PRAYER ROOMS
PRAYER GUIDE
“Shout it aloud, do not hold back.
Raise your voice like a trumpet.
Declare to my people their rebellion
and to the descendants of Jacob their sins.
For day after day they seek me out;
they seem eager to know my ways,
as if they were a nation that does what is right
and has not forsaken the commands of its God.
They ask me for just decisions
and seem eager for God to come near them.
‘Why have we fasted,’ they say,
‘and you have not seen it?
Why have we humbled ourselves,
and you have not noticed?’
“Yet on the day of your fasting, you do as you please
and exploit all your workers.
Your fasting ends in quarreling and strife,
and in striking each other with wicked fists.
You cannot fast as you do today
and expect your voice to be heard on high.
Is this the kind of fast I have chosen,
only a day for people to humble themselves?
Is it only for bowing one’s head like a reed
and for lying in sackcloth and ashes?
Is that what you call a fast,
a day acceptable to the Lord?
“Is not this the kind of fasting I have chosen:
to loose the chains of injustice
and untie the cords of the yoke,
to set the oppressed free
and break every yoke?
Is it not to share your food with the hungry
and to provide the poor wanderer with shelter—
when you see the naked, to clothe them,
and not to turn away from your own flesh and blood?
Then your light will break forth like the dawn,
and your healing will quickly appear;
then your righteousness[a] will go before you,
and the glory of the Lord will be your rear guard.
Then you will call, and the Lord will answer;
you will cry for help, and he will say: Here am I.
“If you do away with the yoke of oppression,
with the pointing finger and malicious talk,
and if you spend yourselves in behalf of the hungry
and satisfy the needs of the oppressed,
then your light will rise in the darkness,
and your night will become like the noonday.
- Isaiah 58:1-12
Fasting, prayer, and almsgiving. These are the three core spiritual disciplines Jesus assumes his followers will practice in his Sermon on the Mount. As we learned last week, fasting is intrinsically connected with prayer. To fast without prayer is merely a diet. But fasting is also connected to almsgiving – to acts of mercy, generosity, and justice.
God’s heart has always been for the poor. In the Mosaic Law, so many of the commandments given to Israel were concerned with how to treat those on the underside of society – the foreigner, the widow, the orphan. God calls his people to practice mercy, generosity, and justice – and to care for the poor and the oppressed.
We may not immediately see the connection between fasting and almsgiving, yet God can’t ignore it. Here Isaiah delivers this word to people who are regularly practicing fasting, and yet somehow sense that it is not touching the heart or bending the ear of God. “Why have we fasted,” Israel asks, “and you have not noticed?”

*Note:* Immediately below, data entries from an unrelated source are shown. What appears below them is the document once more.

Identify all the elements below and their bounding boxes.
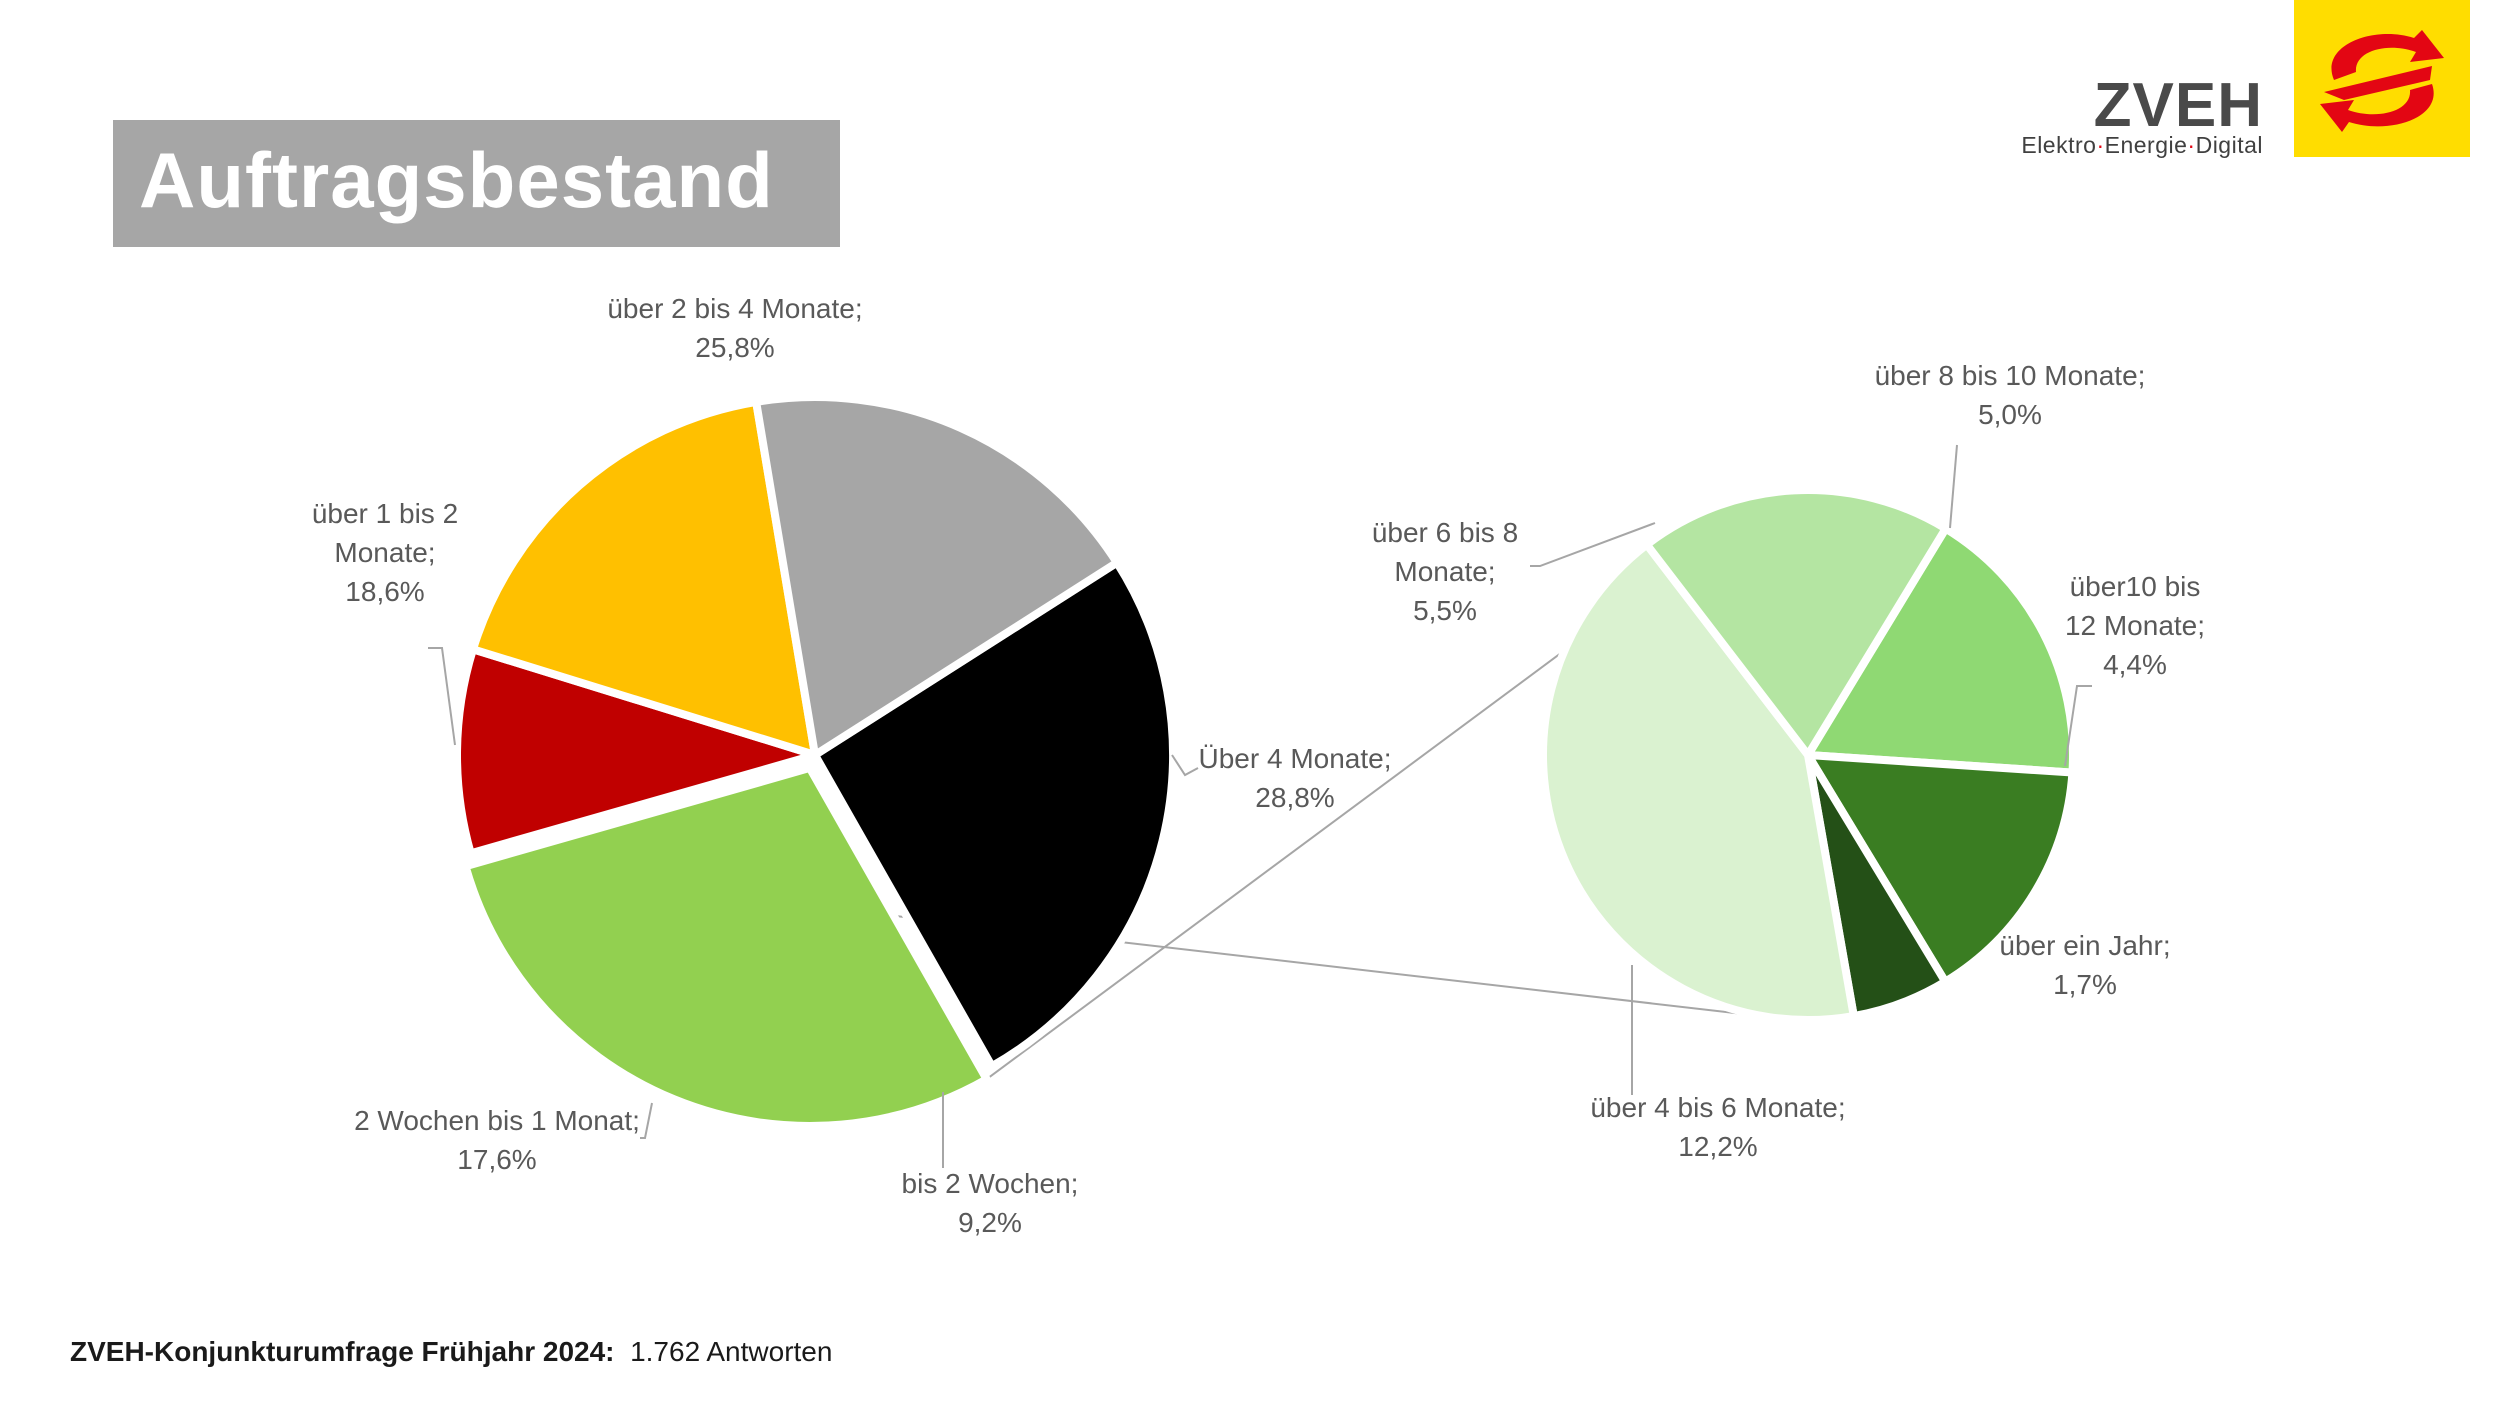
- secondary-slice-label: über10 bis 12 Monate; 4,4%: [2065, 571, 2205, 680]
- secondary-slice-label: über ein Jahr; 1,7%: [1999, 930, 2170, 1000]
- logo-tagline-part: Digital: [2195, 132, 2263, 158]
- main-pie-slice: [461, 763, 991, 1130]
- secondary-pie-slice: [1642, 486, 1950, 759]
- leader-line: [2064, 685, 2092, 767]
- footer-responses: 1.762 Antworten: [630, 1336, 833, 1367]
- logo-tagline: Elektro·Energie·Digital: [2021, 132, 2263, 159]
- secondary-slice-label: über 4 bis 6 Monate; 12,2%: [1590, 1092, 1845, 1162]
- secondary-pie-slice: [1804, 524, 2077, 777]
- secondary-slice-label: über 8 bis 10 Monate; 5,0%: [1875, 360, 2146, 430]
- logo-tagline-separator: ·: [2187, 132, 2196, 158]
- main-slice-label: bis 2 Wochen; 9,2%: [902, 1168, 1079, 1238]
- main-slice-label: über 2 bis 4 Monate; 25,8%: [607, 293, 862, 363]
- footer-source: ZVEH-Konjunkturumfrage Frühjahr 2024: 1.…: [70, 1336, 832, 1368]
- main-slice-label: Über 4 Monate; 28,8%: [1199, 743, 1392, 813]
- logo: ZVEH Elektro·Energie·Digital: [1990, 0, 2500, 160]
- footer-survey: ZVEH-Konjunkturumfrage Frühjahr 2024:: [70, 1336, 615, 1367]
- secondary-slice-label: über 6 bis 8 Monate; 5,5%: [1372, 517, 1518, 626]
- title-box: Auftragsbestand: [113, 120, 840, 247]
- leader-line: [1530, 522, 1656, 567]
- main-pie-slice: [752, 393, 1121, 759]
- zveh-logo-icon: [2294, 0, 2470, 157]
- main-pie-slice: [468, 397, 819, 759]
- main-slice-label: über 1 bis 2 Monate; 18,6%: [312, 498, 458, 607]
- main-pie-slice: [811, 558, 1177, 1071]
- leader-line: [640, 1102, 653, 1139]
- secondary-pie-slice: [1539, 540, 1858, 1024]
- leader-line: [428, 647, 456, 746]
- leader-line: [1171, 754, 1199, 777]
- page-title: Auftragsbestand: [139, 136, 774, 224]
- logo-name: ZVEH: [2093, 71, 2263, 140]
- leader-line: [1949, 444, 1958, 529]
- secondary-pie-slice: [1804, 751, 2077, 986]
- logo-tagline-part: Elektro: [2021, 132, 2097, 158]
- logo-tagline-separator: ·: [2096, 132, 2105, 158]
- logo-tagline-part: Energie: [2104, 132, 2188, 158]
- main-pie-slice: [453, 645, 819, 858]
- main-slice-label: 2 Wochen bis 1 Monat; 17,6%: [354, 1105, 640, 1175]
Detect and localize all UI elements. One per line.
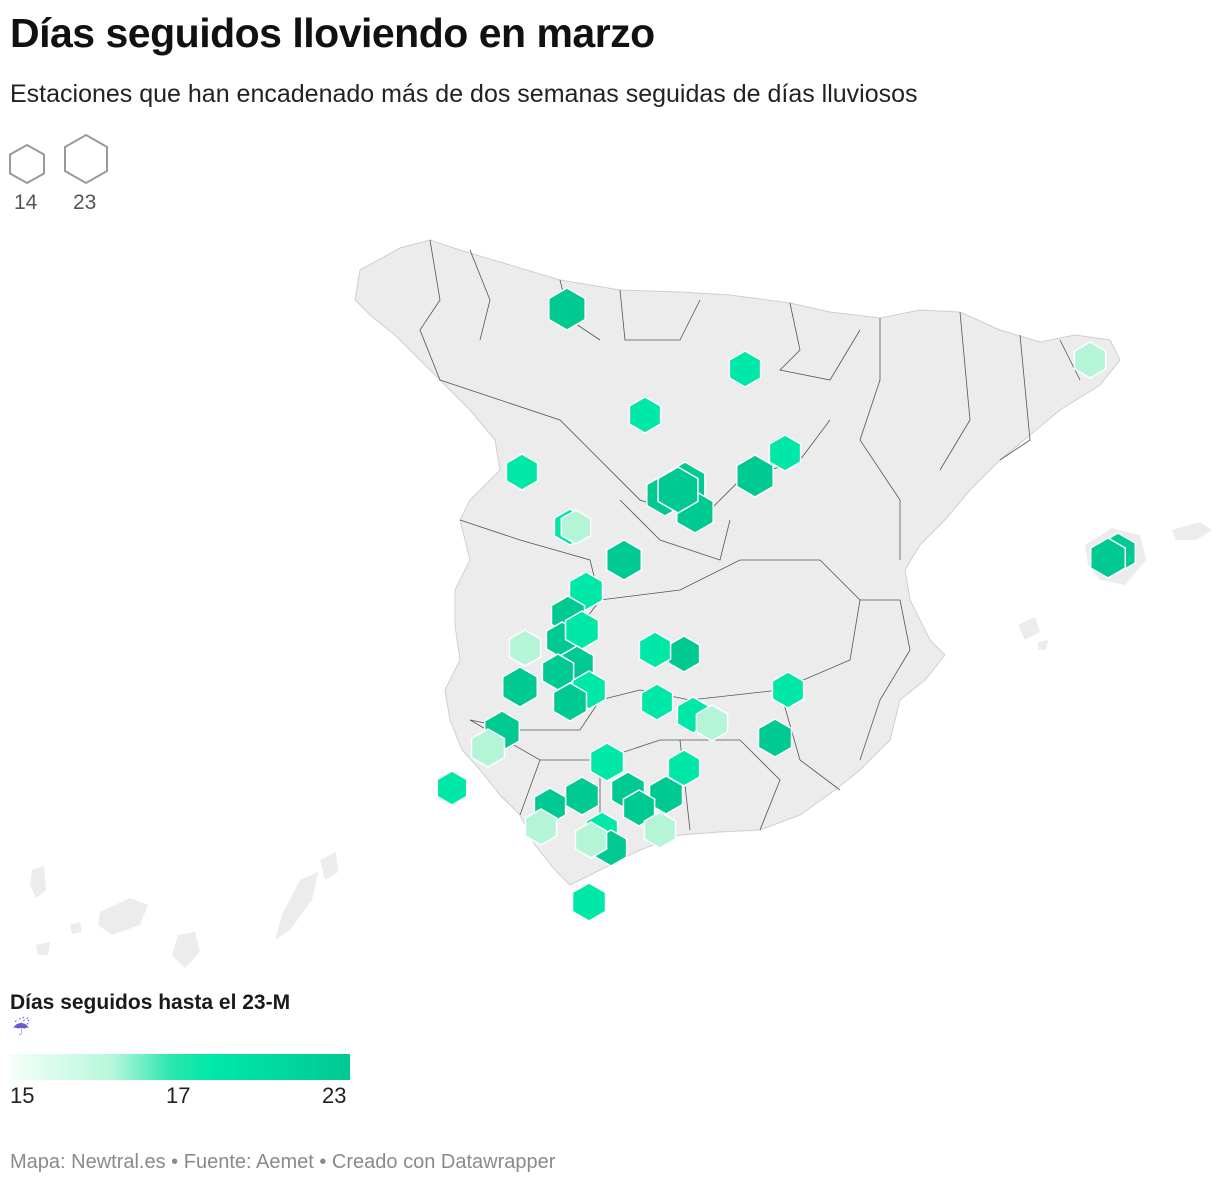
size-legend-hexagons — [9, 133, 108, 185]
canarias-gran-canaria-land — [172, 932, 200, 968]
station-hexagon — [505, 453, 539, 491]
map-area — [0, 230, 1220, 980]
station-hexagon — [524, 808, 558, 846]
border-andalucia — [469, 719, 781, 840]
station-hexagon — [1073, 341, 1107, 379]
station-hexagon — [564, 776, 600, 816]
border-galicia — [419, 239, 501, 401]
station-hexagon — [436, 770, 468, 806]
canarias-la-palma-land — [30, 866, 46, 898]
border-navarra — [779, 302, 861, 381]
station-hexagon — [571, 882, 607, 922]
station-hexagon — [736, 454, 774, 498]
size-legend-label-small: 14 — [14, 191, 38, 214]
station-hexagon — [628, 396, 662, 434]
station-hexagon — [605, 539, 643, 581]
menorca-land — [1172, 522, 1212, 540]
province-borders — [419, 239, 1081, 840]
station-hexagon — [771, 671, 805, 709]
border-catalonia — [999, 334, 1081, 461]
canarias-fuerteventura-land — [275, 872, 318, 940]
border-murcia — [779, 689, 841, 791]
station-hexagon — [1089, 537, 1127, 579]
canarias-lanzarote-land — [320, 852, 338, 880]
source-footer: Mapa: Newtral.es • Fuente: Aemet • Cread… — [10, 1151, 556, 1173]
station-hexagon — [589, 742, 625, 782]
station-hexagon — [757, 718, 793, 758]
color-legend-gradient — [10, 1054, 350, 1080]
canarias-tenerife-land — [98, 898, 148, 935]
station-hexagon — [622, 789, 656, 827]
border-aragon — [859, 311, 971, 560]
ibiza-land — [1018, 617, 1040, 640]
station-hexagon — [470, 728, 506, 768]
color-legend-title: Días seguidos hasta el 23-M — [10, 991, 291, 1014]
size-legend-label-large: 23 — [73, 191, 97, 214]
station-hexagon — [638, 631, 672, 669]
station-hexagon — [640, 683, 674, 721]
formentera-land — [1038, 640, 1048, 650]
spain-map — [30, 239, 1212, 968]
station-hexagon — [648, 775, 684, 815]
station-hexagon — [667, 749, 701, 787]
station-hexagon — [560, 509, 592, 545]
border-madrid — [619, 499, 731, 561]
station-hexagon — [768, 434, 802, 472]
size-legend-hexagon-small — [9, 143, 45, 185]
size-legend-hexagon-large — [64, 133, 108, 185]
station-hexagon — [552, 682, 588, 722]
peninsula-land — [354, 239, 1121, 886]
station-hexagon — [728, 350, 762, 388]
station-hexagon — [548, 287, 586, 331]
station-hexagon — [657, 466, 699, 514]
size-legend — [8, 132, 118, 218]
chart-title: Días seguidos lloviendo en marzo — [10, 10, 655, 56]
station-hexagon — [508, 629, 542, 667]
umbrella-rain-icon: ☔ — [12, 1018, 30, 1040]
station-hexagons — [436, 287, 1137, 922]
chart-subtitle: Estaciones que han encadenado más de dos… — [10, 80, 918, 108]
station-hexagon — [568, 571, 604, 611]
station-hexagon — [501, 666, 539, 708]
color-legend-tick-max: 23 — [322, 1083, 347, 1108]
station-hexagon — [643, 811, 677, 849]
station-hexagon — [574, 821, 608, 859]
canarias-gomera-land — [70, 922, 82, 934]
border-valencia — [859, 599, 911, 761]
color-legend-tick-min: 15 — [10, 1083, 35, 1108]
station-hexagon — [695, 704, 729, 742]
color-legend-tick-mid: 17 — [166, 1083, 191, 1108]
canarias-hierro-land — [36, 942, 50, 955]
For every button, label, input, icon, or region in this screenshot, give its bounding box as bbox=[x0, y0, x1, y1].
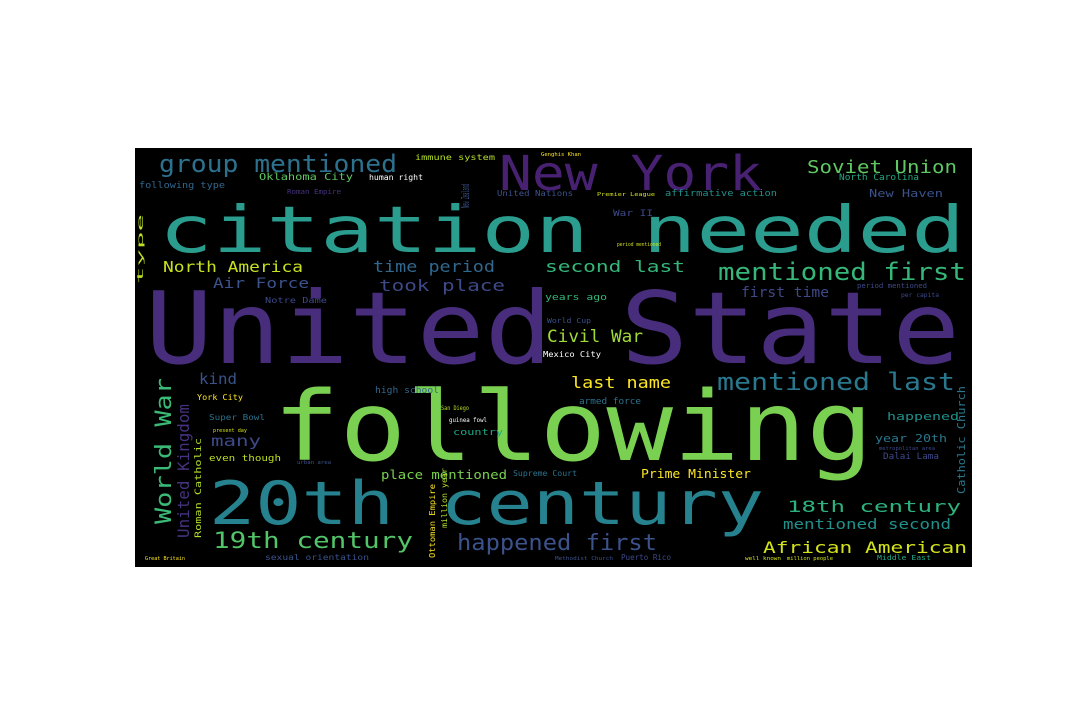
word-soviet-union: Soviet Union bbox=[807, 157, 957, 178]
word-north-america: North America bbox=[163, 258, 303, 276]
word-20th-century: 20th century bbox=[209, 469, 764, 539]
word-york-city: York City bbox=[197, 393, 243, 402]
word-mexico-city: Mexico City bbox=[543, 350, 601, 359]
word-19th-century: 19th century bbox=[213, 529, 413, 554]
word-second-last: second last bbox=[545, 257, 685, 276]
word-methodist-church: Methodist Church bbox=[555, 556, 613, 562]
word-million-year: million year bbox=[440, 468, 449, 528]
word-metropolitan-area: metropolitan area bbox=[879, 446, 935, 452]
word-united-state: United State bbox=[145, 270, 960, 387]
word-last-name: last name bbox=[571, 373, 671, 392]
word-mentioned-first: mentioned first bbox=[718, 258, 966, 286]
word-world-war: World War bbox=[152, 378, 177, 524]
word-happened-first: happened first bbox=[457, 531, 657, 556]
word-puerto-rico: Puerto Rico bbox=[621, 553, 671, 562]
word-united-kingdom: 18th century bbox=[787, 497, 962, 516]
word-first-time: first time bbox=[741, 285, 829, 301]
word-civil-war: Civil War bbox=[547, 327, 643, 347]
word-catholic-church: Catholic Church bbox=[955, 386, 968, 494]
word-period-mentioned: period mentioned bbox=[857, 282, 927, 290]
word-18th-century: United Kingdom bbox=[174, 404, 193, 538]
word-guinea-fowl: guinea fowl bbox=[449, 417, 487, 424]
word-high-school: high school bbox=[375, 386, 439, 396]
word-war-ii: War II bbox=[613, 209, 653, 219]
word-mentioned-second: mentioned second bbox=[783, 517, 951, 533]
word-air-force: Air Force bbox=[213, 276, 309, 292]
word-world-cup: World Cup bbox=[547, 317, 591, 325]
word-new-zealand: Genghis Khan bbox=[541, 152, 581, 158]
word-immune-system: immune system bbox=[415, 153, 495, 162]
word-super-bowl: Super Bowl bbox=[209, 413, 265, 422]
word-took-place: took place bbox=[379, 276, 505, 295]
word-new-haven: New Haven bbox=[869, 187, 943, 200]
word-north-carolina: North Carolina bbox=[839, 173, 919, 183]
word-present-day: present day bbox=[213, 428, 247, 434]
word-middle-east: Middle East bbox=[877, 554, 931, 562]
word-oklahoma-city: Oklahoma City bbox=[259, 172, 353, 183]
word-roman-empire: Roman Empire bbox=[287, 188, 341, 196]
word-many: many bbox=[211, 432, 261, 450]
word-type: New Zealand bbox=[459, 184, 472, 208]
word-cloud: United State following citation needed 2… bbox=[135, 148, 972, 567]
word-following: following bbox=[273, 371, 873, 483]
word-new-york: New York bbox=[499, 148, 762, 202]
word-genghis-khan: period mentioned bbox=[617, 242, 661, 248]
word-affirmative-action: affirmative action bbox=[665, 189, 777, 199]
word-time-period: time period bbox=[373, 257, 495, 276]
word-african-american: African American bbox=[763, 538, 967, 557]
word-great-britain: Great Britain bbox=[145, 556, 185, 562]
word-supreme-court: Supreme Court bbox=[513, 469, 577, 478]
word-prime-minister: Prime Minister bbox=[641, 467, 751, 481]
word-group-mentioned: group mentioned bbox=[159, 150, 397, 178]
word-premier-league: Premier League bbox=[597, 192, 655, 198]
word-human-right: human right bbox=[369, 173, 423, 182]
word-place-mentioned: place mentioned bbox=[381, 468, 507, 482]
word-year-20th: year 20th bbox=[875, 432, 947, 445]
word-citation-needed: citation needed bbox=[159, 194, 965, 268]
word-well-known: well known bbox=[745, 556, 781, 562]
word-san-diego: San Diego bbox=[441, 405, 469, 412]
word-million-people: million people bbox=[787, 556, 833, 562]
word-urban-area: urban area bbox=[297, 460, 331, 466]
word-sexual-orientation: sexual orientation bbox=[265, 553, 369, 562]
word-even-though: even though bbox=[209, 454, 281, 464]
word-cloud-svg: United State following citation needed 2… bbox=[136, 148, 968, 562]
word-united-nations: United Nations bbox=[497, 189, 573, 198]
word-mentioned-last: mentioned last bbox=[717, 368, 955, 396]
word-ottoman-empire: Ottoman Empire bbox=[428, 484, 437, 558]
word-kind: kind bbox=[199, 370, 237, 388]
word-country: country bbox=[453, 428, 504, 438]
word-happened: happened bbox=[887, 410, 959, 423]
word-per-capita: per capita bbox=[901, 292, 939, 299]
word-years-ago: years ago bbox=[545, 293, 607, 303]
word-following-type: following type bbox=[139, 181, 225, 191]
word-armed-force: armed force bbox=[579, 397, 641, 407]
word-happened-later: type bbox=[136, 213, 145, 284]
word-dalai-lama: Dalai Lama bbox=[883, 452, 939, 462]
word-notre-dame: Notre Dame bbox=[265, 296, 327, 305]
word-roman-catholic: Roman Catholic bbox=[194, 438, 204, 538]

Through Isaiah, God responds to Israel’s question. Fasting is empty if merely a privatized religious activity, focused solely on our personal relationship with God. The God who made us and all of humanity in His image wants fasting to expand our hearts so they grow to resemble His own heart for the poor, the marginalized, and the oppressed. It is not that God is displeased with mere privation from food…but rather He wants us to be like Him. He is looking for his people to abstain, not merely from food. He also wants our eyes to be opened to the relentless machineries of oppression that have plagued the human race since the fall, and by practice small acts of abstinence, create room for God’s Kingdom to enter our world.
This is the kind of fasting that most pleases God. And it is the kind of fasting he will surely respond to. “If you do away with the yoke of oppression (in the same way you do away with lunch)…then your light will rise in the darkness.” Augustine writes: “Do you wish your prayer to reach God? Give it two wings; fasting and almsgiving.”
For Reflection and Prayer:
- Ask God to help you understand the deep connection he sees between fasting and our engagement in mercy, compassion, and justice.
- Ask God to make our hearts like his. To break our hearts for what breaks his.
- Ask God to grow your heart and the heart of his people for the poor and the oppressed.
- Pray for God to feed the hungry in our city and to use his people to do it.
- Ask God to bring to mind broken or unjust systems in our city, and pray for his Kingdom to break in.
- Ask God for insight about small acts in our sphere of influence we can take to fast from participation in systems of injustice.
- Ask God to give us opportunities to (in the words of Gregory of Nyssa) “give to the hungry what you deny your own appetites.”